挨拶
全くもって我が上司殿は、不思議な人だ。
小柄で実年齢より若く見え子供も居る。
(日本人としては、普通の身長らしいが・・・)
頭脳明晰で頼りがいが有るかと思いきや抜けている所は、トコトン抜けている。
天才・秀才と呼ばれる類は、一般常識に欠けているのが多いがこの上司もそうだろう。
一度脳が目覚めれば優秀なスタッフ数人掛りでも太刀打ち出来ないのに、そうでもない時は壁に
顔面からぶつかり時には、鼻血を出したりゴミ箱に蹴躓いてゴミを散らかし女性スタッフや掃除専門
のスタッフに小言を言われたり・・・おっちょこちょいの一面も見せてくれるの飽きる事が無い。
「不動主任 おはよう御座います。」
何時もの様に白衣を着て来た不動に笑顔で挨拶をすれば、寝起きなのかトロンとした瞼で
「ああ・・・おはよう。」
片手を上げて挨拶をされる。
どうやら夕べは、彼専用の個室で泊まった様だ。
主任ともなれば大事な研究資料も持っているし個人でいろいろ調べたりもする。
勿論仕事を自宅でするのは、厳禁だ。
紛失等でもすれば一大事だから。
それ故に不動は、時折と言うか週3日は自分専用の個室で寝泊まりしている。
まぁ彼の場合、自分の研究に夢中になりすぎて帰るのを忘れていると言ってイイ位だろう。
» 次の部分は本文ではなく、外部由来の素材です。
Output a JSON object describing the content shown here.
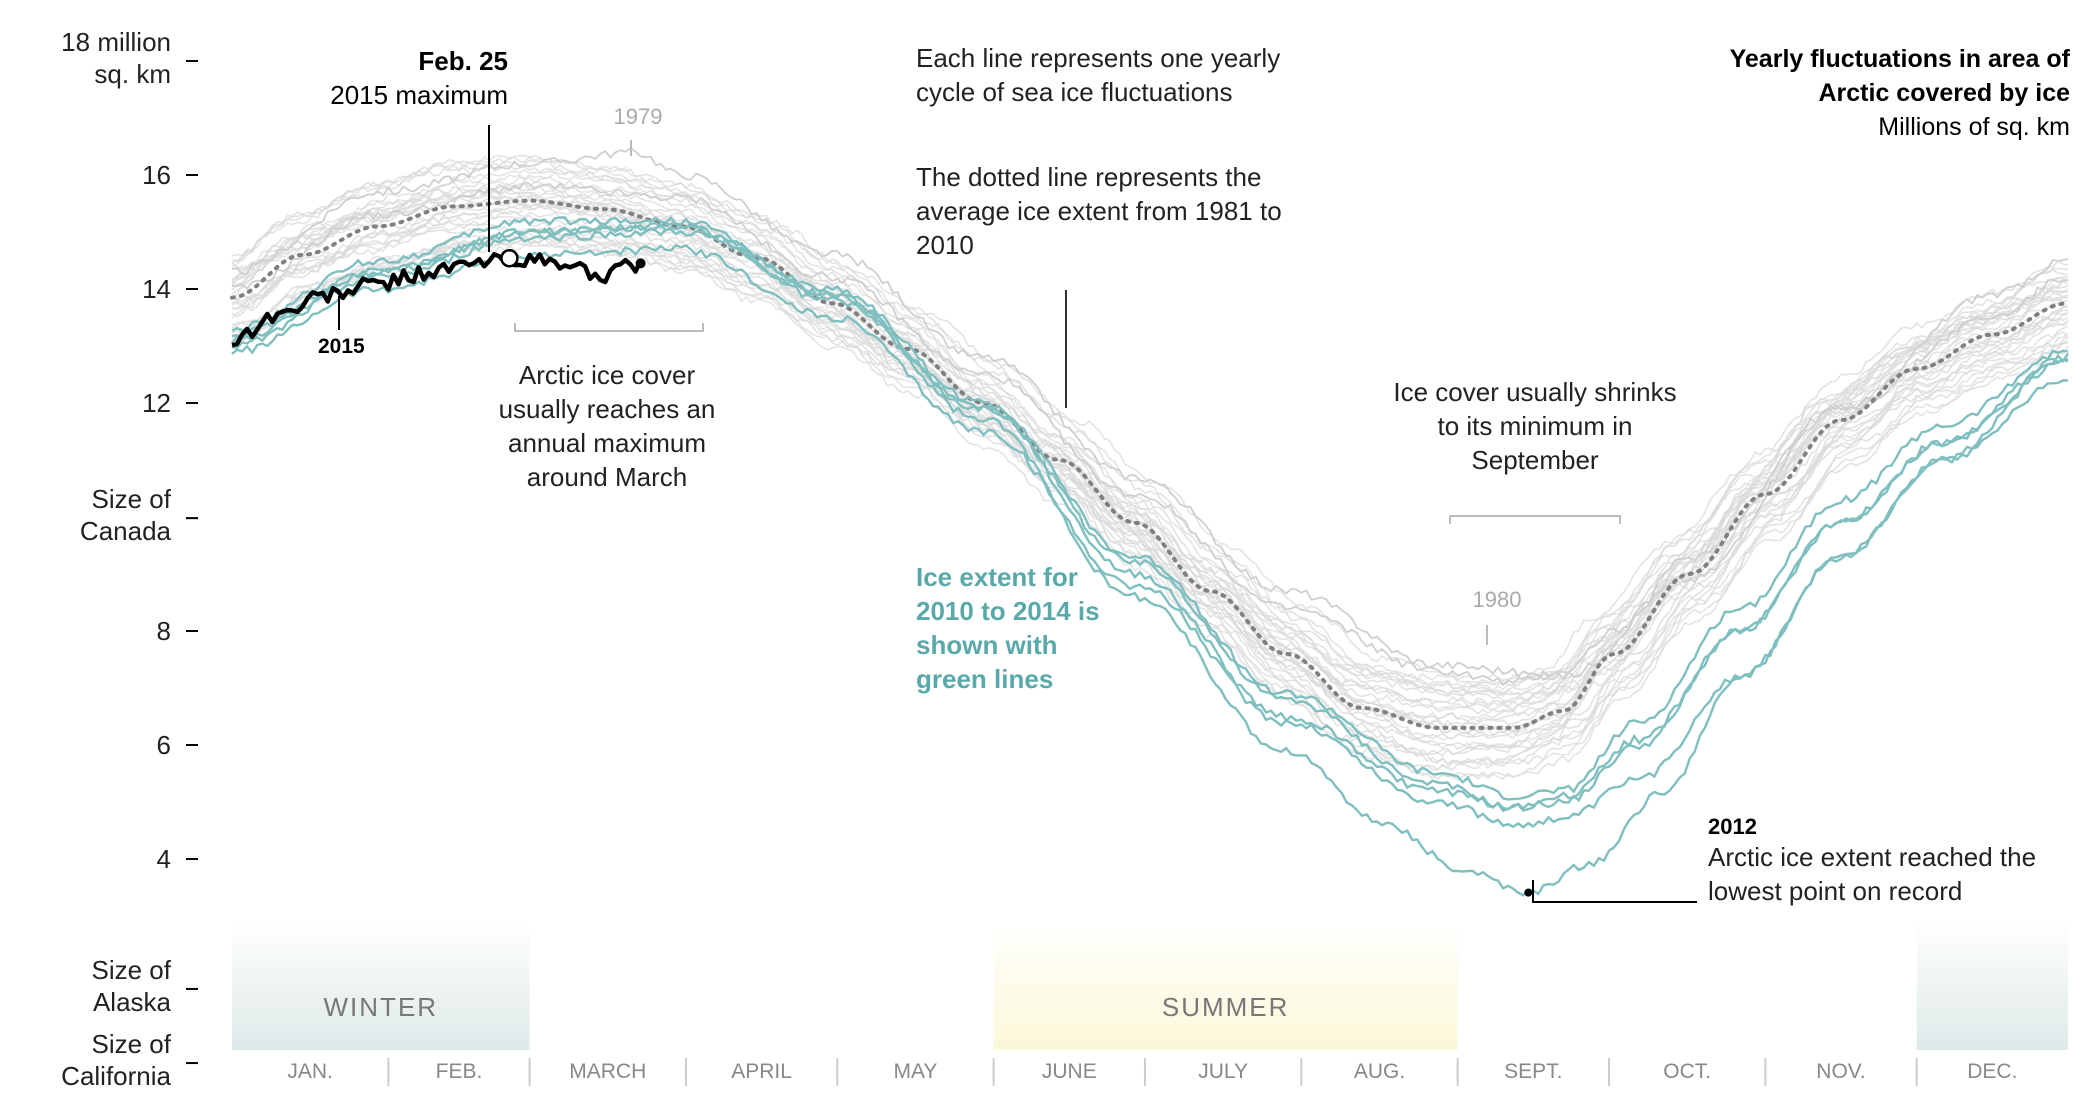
{
  "chart_data": {
    "type": "line",
    "title": "Yearly fluctuations in area of Arctic covered by ice",
    "subtitle": "Millions of sq. km",
    "ylim": [
      0.4,
      18
    ],
    "x_unit": "day of year",
    "xlim": [
      1,
      365
    ],
    "y_ticks": [
      {
        "value": 18,
        "label": [
          "18 million",
          "sq. km"
        ]
      },
      {
        "value": 16,
        "label": [
          "16"
        ]
      },
      {
        "value": 14,
        "label": [
          "14"
        ]
      },
      {
        "value": 12,
        "label": [
          "12"
        ]
      },
      {
        "value": 9.98,
        "label": [
          "Size of",
          "Canada"
        ]
      },
      {
        "value": 8,
        "label": [
          "8"
        ]
      },
      {
        "value": 6,
        "label": [
          "6"
        ]
      },
      {
        "value": 4,
        "label": [
          "4"
        ]
      },
      {
        "value": 1.72,
        "label": [
          "Size of",
          "Alaska"
        ]
      },
      {
        "value": 0.42,
        "label": [
          "Size of",
          "California"
        ]
      }
    ],
    "months": [
      "JAN.",
      "FEB.",
      "MARCH",
      "APRIL",
      "MAY",
      "JUNE",
      "JULY",
      "AUG.",
      "SEPT.",
      "OCT.",
      "NOV.",
      "DEC."
    ],
    "seasons": [
      {
        "label": "WINTER",
        "color": "#dfe9e9",
        "start_day": 1,
        "end_day": 60
      },
      {
        "label": "SUMMER",
        "color": "#fbf8d8",
        "start_day": 152,
        "end_day": 244
      },
      {
        "label": "",
        "color": "#dfe9e9",
        "start_day": 335,
        "end_day": 365
      }
    ],
    "colors": {
      "history": "#d9d9d9",
      "recent": "#7fbfc0",
      "current": "#000000",
      "average": "#808080",
      "annotation": "#5aa9aa"
    },
    "average_1981_2010": {
      "x": [
        1,
        15,
        30,
        45,
        60,
        75,
        90,
        105,
        120,
        135,
        150,
        165,
        180,
        195,
        210,
        225,
        240,
        255,
        265,
        275,
        290,
        305,
        320,
        335,
        350,
        365
      ],
      "y": [
        13.85,
        14.6,
        15.1,
        15.45,
        15.55,
        15.4,
        15.1,
        14.55,
        13.75,
        12.95,
        12.0,
        11.0,
        9.9,
        8.7,
        7.6,
        6.65,
        6.3,
        6.3,
        6.6,
        7.6,
        9.0,
        10.4,
        11.7,
        12.6,
        13.2,
        13.75
      ]
    },
    "series": [
      {
        "name": "1979",
        "x": [
          1,
          30,
          60,
          81,
          90,
          120,
          150,
          180,
          210,
          240,
          265,
          290,
          320,
          350,
          365
        ],
        "y": [
          14.3,
          15.7,
          16.2,
          16.4,
          16.0,
          14.6,
          12.8,
          10.7,
          8.7,
          7.4,
          7.2,
          8.9,
          11.9,
          13.9,
          14.5
        ]
      },
      {
        "name": "1980",
        "x": [
          1,
          30,
          60,
          90,
          120,
          150,
          180,
          210,
          240,
          255,
          265,
          275,
          290,
          320,
          350,
          365
        ],
        "y": [
          14.0,
          15.3,
          15.8,
          15.6,
          14.2,
          12.5,
          10.4,
          8.4,
          7.3,
          7.1,
          7.3,
          8.0,
          9.3,
          11.9,
          13.5,
          14.2
        ]
      },
      {
        "name": "2010",
        "x": [
          1,
          30,
          60,
          90,
          120,
          150,
          180,
          210,
          240,
          255,
          265,
          280,
          300,
          320,
          340,
          365
        ],
        "y": [
          13.1,
          14.3,
          15.0,
          15.1,
          13.8,
          11.9,
          9.2,
          6.8,
          5.3,
          4.9,
          5.0,
          6.0,
          8.0,
          9.9,
          11.3,
          12.7
        ]
      },
      {
        "name": "2011",
        "x": [
          1,
          30,
          60,
          90,
          120,
          150,
          180,
          210,
          240,
          255,
          265,
          280,
          300,
          320,
          340,
          365
        ],
        "y": [
          12.9,
          14.0,
          14.6,
          14.7,
          13.5,
          11.5,
          8.8,
          6.4,
          5.0,
          4.6,
          4.7,
          5.4,
          7.2,
          9.3,
          11.0,
          12.4
        ]
      },
      {
        "name": "2012",
        "x": [
          1,
          30,
          60,
          90,
          120,
          150,
          180,
          210,
          230,
          245,
          258,
          270,
          285,
          300,
          320,
          340,
          365
        ],
        "y": [
          13.3,
          14.5,
          15.2,
          15.2,
          13.9,
          11.7,
          8.6,
          5.9,
          4.6,
          3.8,
          3.4,
          3.9,
          5.2,
          7.2,
          9.3,
          11.0,
          12.8
        ]
      },
      {
        "name": "2013",
        "x": [
          1,
          30,
          60,
          90,
          120,
          150,
          180,
          210,
          240,
          255,
          265,
          280,
          300,
          320,
          340,
          365
        ],
        "y": [
          13.2,
          14.3,
          15.0,
          15.1,
          14.0,
          12.0,
          9.3,
          6.9,
          5.5,
          5.1,
          5.2,
          6.4,
          8.4,
          10.3,
          11.6,
          12.9
        ]
      },
      {
        "name": "2014",
        "x": [
          1,
          30,
          60,
          90,
          120,
          150,
          180,
          210,
          240,
          255,
          265,
          280,
          300,
          320,
          340,
          365
        ],
        "y": [
          13.0,
          14.2,
          14.9,
          15.0,
          13.9,
          11.9,
          9.0,
          6.5,
          5.2,
          4.9,
          5.1,
          6.1,
          8.0,
          9.9,
          11.3,
          12.8
        ]
      },
      {
        "name": "2015",
        "x": [
          1,
          10,
          20,
          30,
          40,
          50,
          56,
          65,
          75,
          82
        ],
        "y": [
          13.1,
          13.55,
          13.9,
          14.1,
          14.3,
          14.45,
          14.54,
          14.45,
          14.25,
          14.45
        ]
      }
    ],
    "maximum_2015": {
      "date": "Feb. 25",
      "value": 14.54
    },
    "minimum_2012": {
      "value": 3.41
    },
    "annotations": {
      "feb25_bold": "Feb. 25",
      "feb25_sub": "2015 maximum",
      "label_2015": "2015",
      "label_1979": "1979",
      "label_1980": "1980",
      "yearly_note": [
        "Each line represents one yearly",
        "cycle of sea ice fluctuations"
      ],
      "dotted_note": [
        "The dotted line represents the",
        "average ice extent from 1981 to",
        "2010"
      ],
      "march_note": [
        "Arctic ice cover",
        "usually reaches an",
        "annual maximum",
        "around March"
      ],
      "sept_note": [
        "Ice cover usually shrinks",
        "to its minimum in",
        "September"
      ],
      "green_note": [
        "Ice extent for",
        "2010 to 2014 is",
        "shown with",
        "green lines"
      ],
      "record_bold": "2012",
      "record_note": [
        "Arctic ice extent reached the",
        "lowest point on record"
      ],
      "title_lines": [
        "Yearly fluctuations in area of",
        "Arctic covered by ice"
      ]
    }
  }
}
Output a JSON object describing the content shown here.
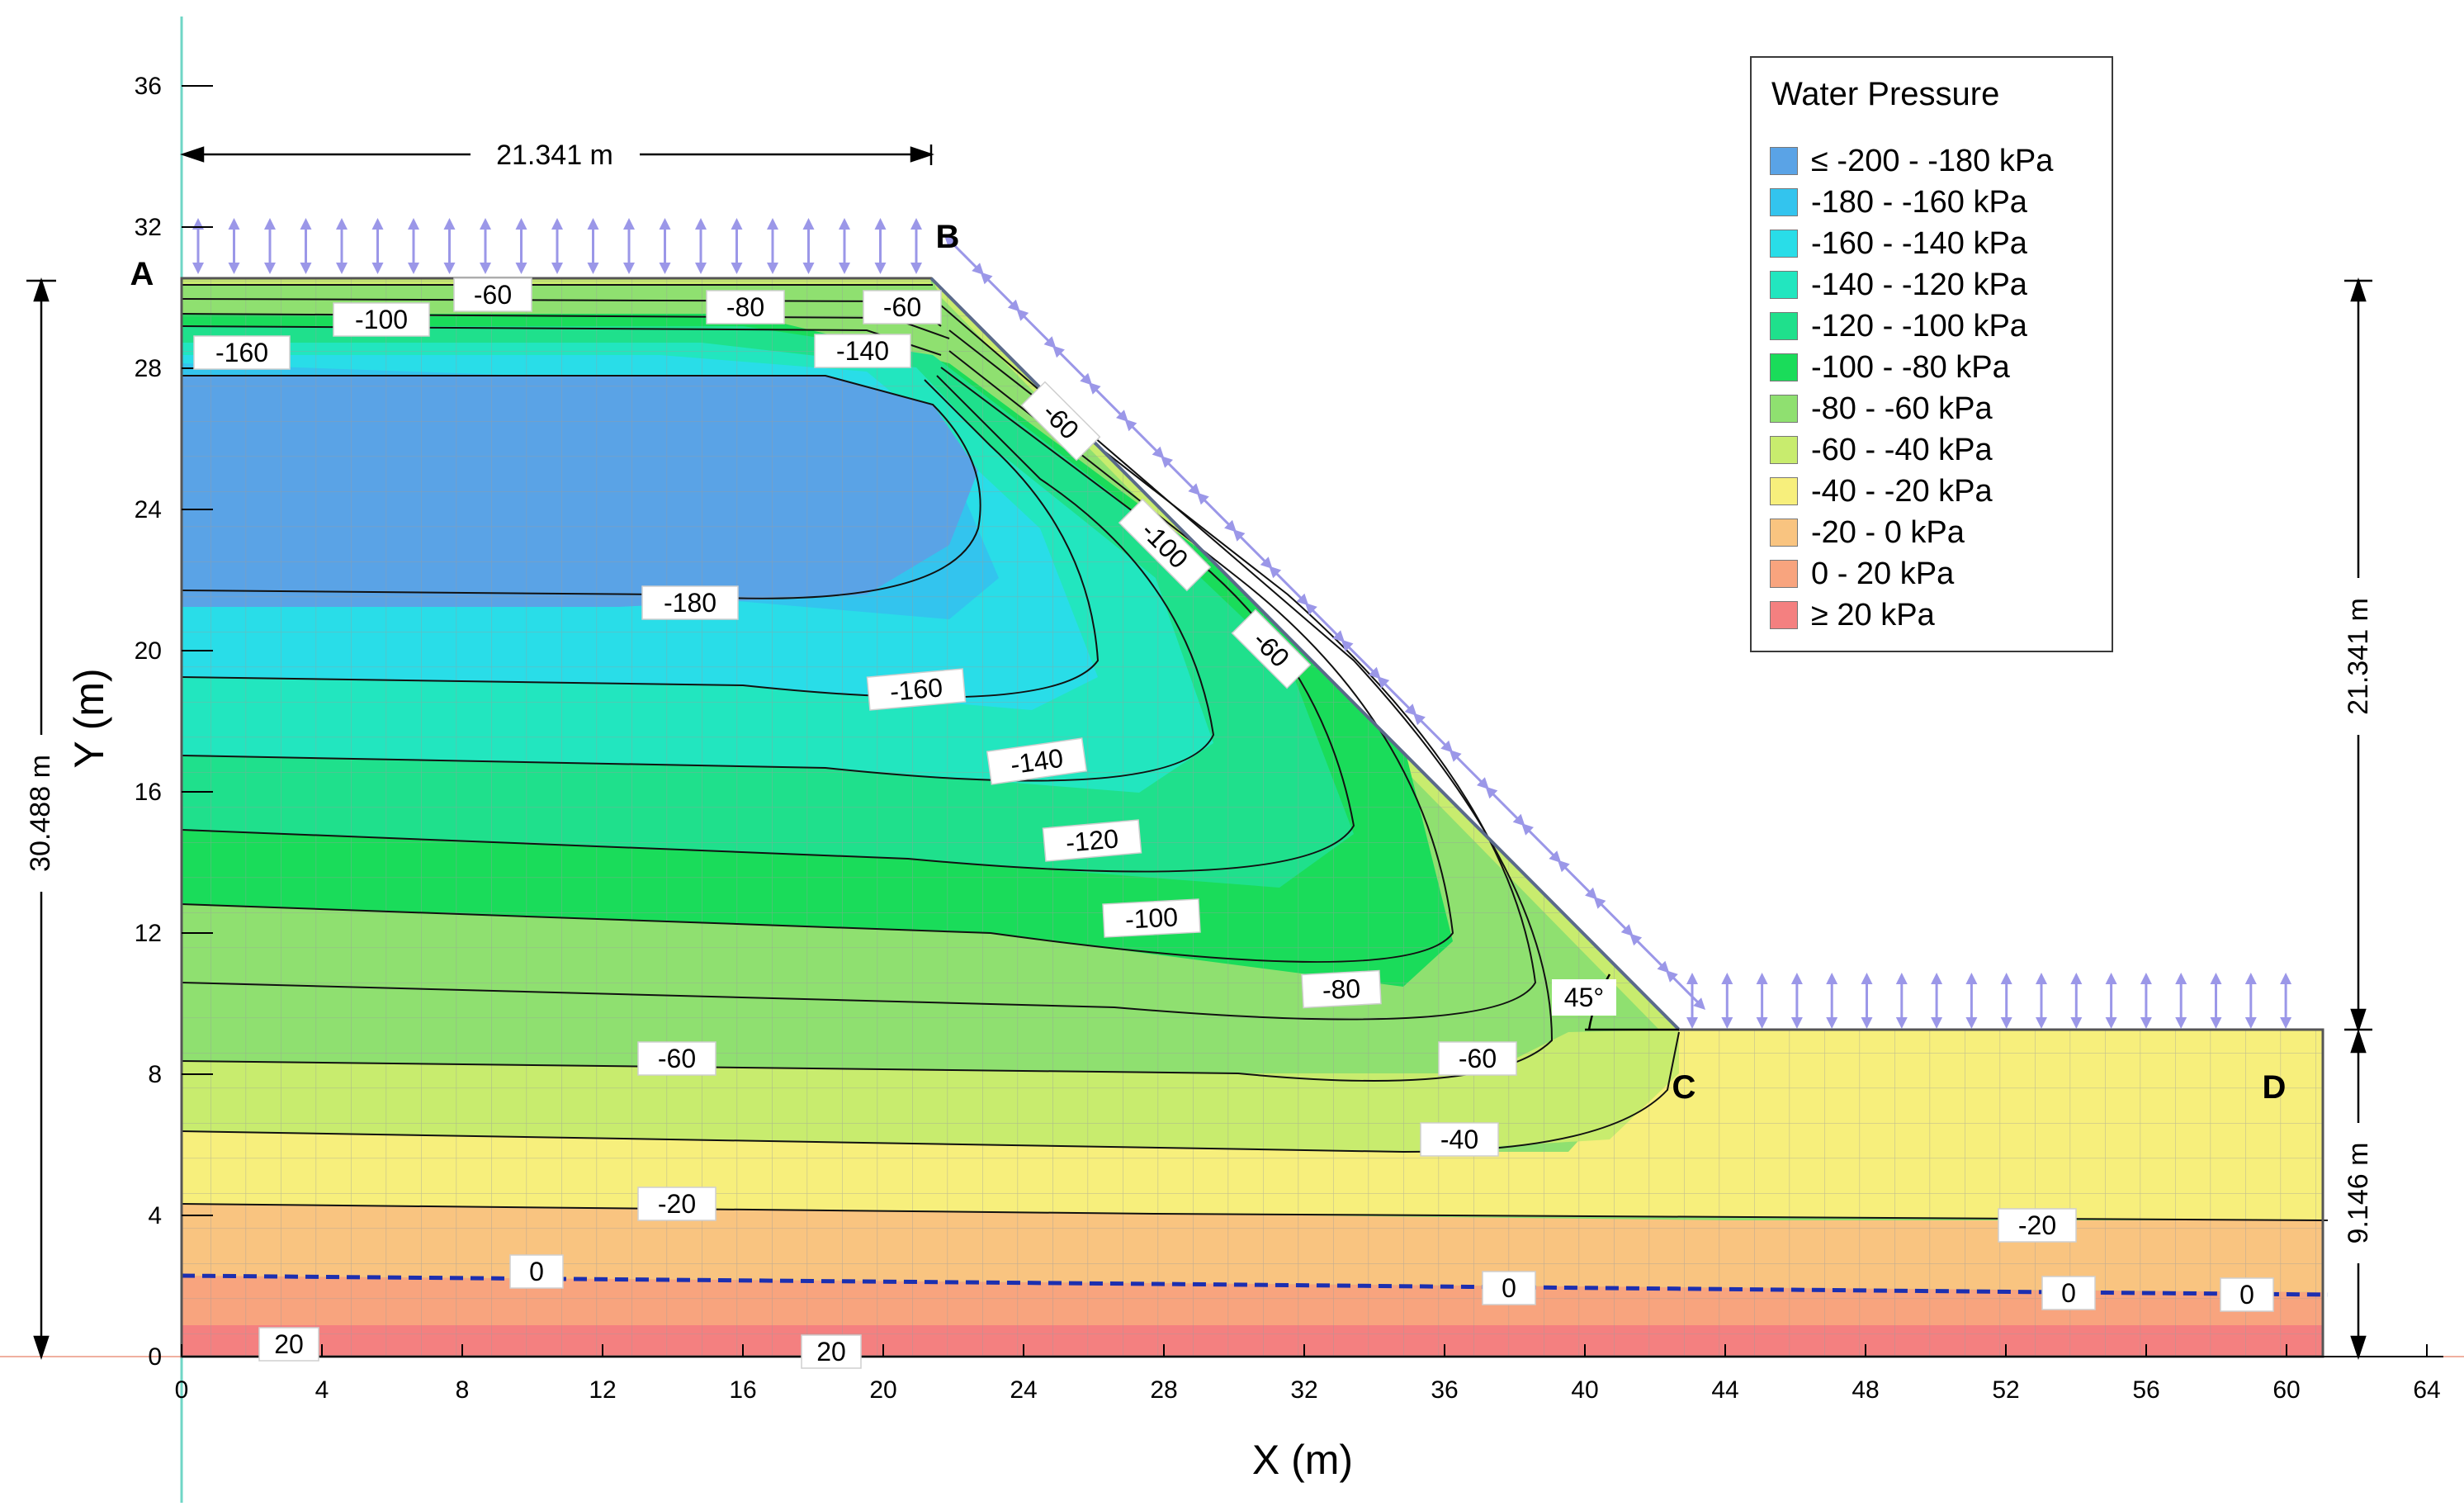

癖の有る頭をポリポリと掻いて少しズレた眼鏡を人差し指で直す。
脳が目覚めている時の彼は、清楚な感じがするのに・・・。
脳が寝ている時の彼は、本当にだらしが無い。
それでもスタッフ達は、文句の一つも言わない。
寧ろ親しみを感じているのかもしれない。
まぁ人間一つぐらい欠点が有ってもイイと思うのだが・・・欲を言えばそう言う欠点を俺だけに見せて
欲しい。
そっと彼に寄り添えば微かに香る体臭。
無臭に近い彼から体臭が出るのは、風呂に入ってない証。
別に彼の体臭は、臭いと言う訳でもないしコロンの類を着けていれば体臭を隠す事も出来る。
何時までも着いて回るアトラスに不動は、
「どうしたんだ?」
小首を傾げて訊ねると
「朝の挨拶が未だですので」
笑みを浮かべて答える。
少し困った様な表情を浮かべる不動が余りにも可愛くこのまま抱きしめたい心境に陥るが如何せん
ココは、研究所・・・不動のプライベートルームじゃない。
一応場所を弁えないといけないのだ。
頬を朱に染めながら不動は、アトラスの白衣の裾を引っ張り人気の無い場所へと移動する。
どうやら覚悟を決めたのだろう。
非常階段の踊り場・・・
「本当にアメリカでは、男同士でもキスで挨拶をするのか・・・?」
「勿論。」
(ハグをしあい頬を触れさせるだけだがな。)
口同士を重ねる様なキスなんて好きな相手かノリでするぐらいだろう。
瞼を閉じながらアトラスの方を見上げる様に顔を上げる。
(本当に何も知らないんだよな・・・)
思わず笑みを浮かべながらそれでも不動に顔を近付ける。
「ん・・・」
何度重ねても慣れないのか固く閉ざされた唇を何度も刺激し緩く開かせる。
まるで宝を封じている扉を開けるかの様に。
奥で眠る宝を探すトレジャーハンターの気分でアトラスは、不動の口腔内を縦横無尽に舌で犯し
不動の舌を探す。
濃厚なキスに不動は、立っているのも辛いのか自分の腕をアトラスの首に回ししがみつく。
不動の口腔内に有る空気まで奪う。
苦しいのか首に回っていた両手がアトラスの胸元に宛がわれ力無き力で押しのけ様としてくる。
流石に酸欠状態にさせるのは、良くないので解放してやる事にした。
何故かって?潤んだ瞳・紅潮した顔なんかで人前に出てみろ不動の様な世間知らずは直に暗闇
に連れ込まれ襲われるのがオチだ。
第一 不動を襲ってイイのは、この俺だけだ。
それにそんな不動を見てイイのもこの俺だけ。
「ハァハァ・・・お前なんてキス・・・するんだ・・・?」
「何時もと同じ挨拶のキスをしたんだが」
余裕の表情で自分を見つめて来る。
だがその顔を見つめ返す事なんて出来ない。
だから不動は、アトラスの胸に身を委ね顔を見ない様に・・・そして見られない様にする。
(全くとんでもない男だ。オレだってこれが挨拶じゃない事ぐらい知っている。)
知らないフリをして彼からされるキスを甘んじて受けている。